Lorient vous avait bien étudié. Avez-vous le sentiment de pouvoir tenir jusqu’au bout en maintenant le même schéma de jeu ou va-t-il falloir le modifier pour mieux surprendre sur la fin d’exercice ?Pour moi, on peut très bien faire des choses, mais les faire encore mieux, de manière beaucoup plus complexe, beaucoup plus rapide, pour ne pas justement laisser le temps à l’adversaire de nous lire et de nous canaliser. Mais c’est vrai qu’aujourd’hui, on a un système qui est assez fixe, avec des joueurs dont les positions changent très peu.
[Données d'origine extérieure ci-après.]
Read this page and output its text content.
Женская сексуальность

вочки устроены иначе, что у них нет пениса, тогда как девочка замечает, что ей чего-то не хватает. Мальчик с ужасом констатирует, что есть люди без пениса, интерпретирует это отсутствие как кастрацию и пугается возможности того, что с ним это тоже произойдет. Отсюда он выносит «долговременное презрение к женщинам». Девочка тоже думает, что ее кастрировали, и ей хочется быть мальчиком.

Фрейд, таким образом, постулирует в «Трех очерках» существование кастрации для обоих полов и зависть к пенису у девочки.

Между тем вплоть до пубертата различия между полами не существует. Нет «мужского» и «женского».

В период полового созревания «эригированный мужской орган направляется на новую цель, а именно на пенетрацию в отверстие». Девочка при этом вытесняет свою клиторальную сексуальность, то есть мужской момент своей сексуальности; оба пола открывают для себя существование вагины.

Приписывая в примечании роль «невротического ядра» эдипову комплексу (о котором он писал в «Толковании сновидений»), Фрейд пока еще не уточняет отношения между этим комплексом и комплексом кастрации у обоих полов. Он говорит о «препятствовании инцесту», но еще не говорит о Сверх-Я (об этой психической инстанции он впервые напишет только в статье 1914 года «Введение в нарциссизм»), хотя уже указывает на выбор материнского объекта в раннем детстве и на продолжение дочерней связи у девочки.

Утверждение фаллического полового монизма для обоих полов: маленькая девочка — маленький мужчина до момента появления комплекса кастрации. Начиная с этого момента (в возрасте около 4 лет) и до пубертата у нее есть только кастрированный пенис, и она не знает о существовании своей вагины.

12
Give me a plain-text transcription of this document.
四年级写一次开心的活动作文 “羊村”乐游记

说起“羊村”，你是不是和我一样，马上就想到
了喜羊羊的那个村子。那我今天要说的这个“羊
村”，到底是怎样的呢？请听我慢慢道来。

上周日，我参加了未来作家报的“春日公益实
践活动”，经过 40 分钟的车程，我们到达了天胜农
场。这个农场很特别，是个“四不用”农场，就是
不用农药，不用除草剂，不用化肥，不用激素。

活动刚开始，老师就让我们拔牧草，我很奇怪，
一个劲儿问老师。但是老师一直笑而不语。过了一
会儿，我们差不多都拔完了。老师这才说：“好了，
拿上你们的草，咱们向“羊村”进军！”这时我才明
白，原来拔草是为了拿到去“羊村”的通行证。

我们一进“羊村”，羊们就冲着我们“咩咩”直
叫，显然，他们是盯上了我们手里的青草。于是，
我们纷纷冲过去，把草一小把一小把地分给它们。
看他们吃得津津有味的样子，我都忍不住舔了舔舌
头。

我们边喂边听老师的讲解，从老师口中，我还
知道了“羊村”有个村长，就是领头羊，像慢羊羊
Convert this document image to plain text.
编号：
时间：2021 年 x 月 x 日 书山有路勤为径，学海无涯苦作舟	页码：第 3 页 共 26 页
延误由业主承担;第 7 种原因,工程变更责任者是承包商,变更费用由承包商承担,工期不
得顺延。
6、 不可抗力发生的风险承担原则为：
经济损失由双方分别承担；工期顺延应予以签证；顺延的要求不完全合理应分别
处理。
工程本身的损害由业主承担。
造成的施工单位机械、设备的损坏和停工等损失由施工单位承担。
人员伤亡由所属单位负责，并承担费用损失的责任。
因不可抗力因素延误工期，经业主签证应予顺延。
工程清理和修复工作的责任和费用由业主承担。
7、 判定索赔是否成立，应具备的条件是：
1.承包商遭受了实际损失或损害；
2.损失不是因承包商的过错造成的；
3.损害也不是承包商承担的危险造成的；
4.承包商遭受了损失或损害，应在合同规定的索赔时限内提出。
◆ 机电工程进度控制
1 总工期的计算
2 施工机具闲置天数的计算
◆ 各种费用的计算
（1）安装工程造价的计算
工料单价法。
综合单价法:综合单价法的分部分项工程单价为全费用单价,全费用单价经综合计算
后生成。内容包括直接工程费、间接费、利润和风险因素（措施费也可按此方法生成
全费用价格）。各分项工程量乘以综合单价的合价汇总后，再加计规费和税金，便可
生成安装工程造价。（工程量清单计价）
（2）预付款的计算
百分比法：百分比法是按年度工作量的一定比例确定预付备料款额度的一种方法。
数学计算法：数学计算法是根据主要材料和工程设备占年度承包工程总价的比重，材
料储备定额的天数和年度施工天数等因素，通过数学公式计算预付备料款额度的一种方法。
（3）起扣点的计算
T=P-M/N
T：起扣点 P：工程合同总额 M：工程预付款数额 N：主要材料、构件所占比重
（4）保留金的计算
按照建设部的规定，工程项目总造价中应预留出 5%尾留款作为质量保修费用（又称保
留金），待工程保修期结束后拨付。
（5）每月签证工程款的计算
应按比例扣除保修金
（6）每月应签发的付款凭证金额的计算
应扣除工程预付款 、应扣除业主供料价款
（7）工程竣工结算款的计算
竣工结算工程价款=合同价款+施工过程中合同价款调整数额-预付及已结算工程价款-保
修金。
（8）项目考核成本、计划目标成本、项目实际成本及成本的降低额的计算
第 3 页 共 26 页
On a été confrontés pour la deuxième fois à cette situation-là, puisqu’on l’avait vécue contre Feignies-Aulnoye en Coupe de France. Et c’est vrai que c’est la chose la plus difficile à résoudre en football. Je pense qu’à l’inverse, si on change les choses et qu’on perd notre coordination collective, on aura encore moins de réponses face à ces situations. Notre idée, c’est plutôt de maintenir les choses et de les améliorer pour justement avoir un niveau de réponse au problème qui soit supérieur à celui qu’on a pu donner dans notre match précédent.

« On a encaissé beaucoup plus de buts sur la série de matchs. On a conscience de ça et on ne s’en réjouit pas du tout »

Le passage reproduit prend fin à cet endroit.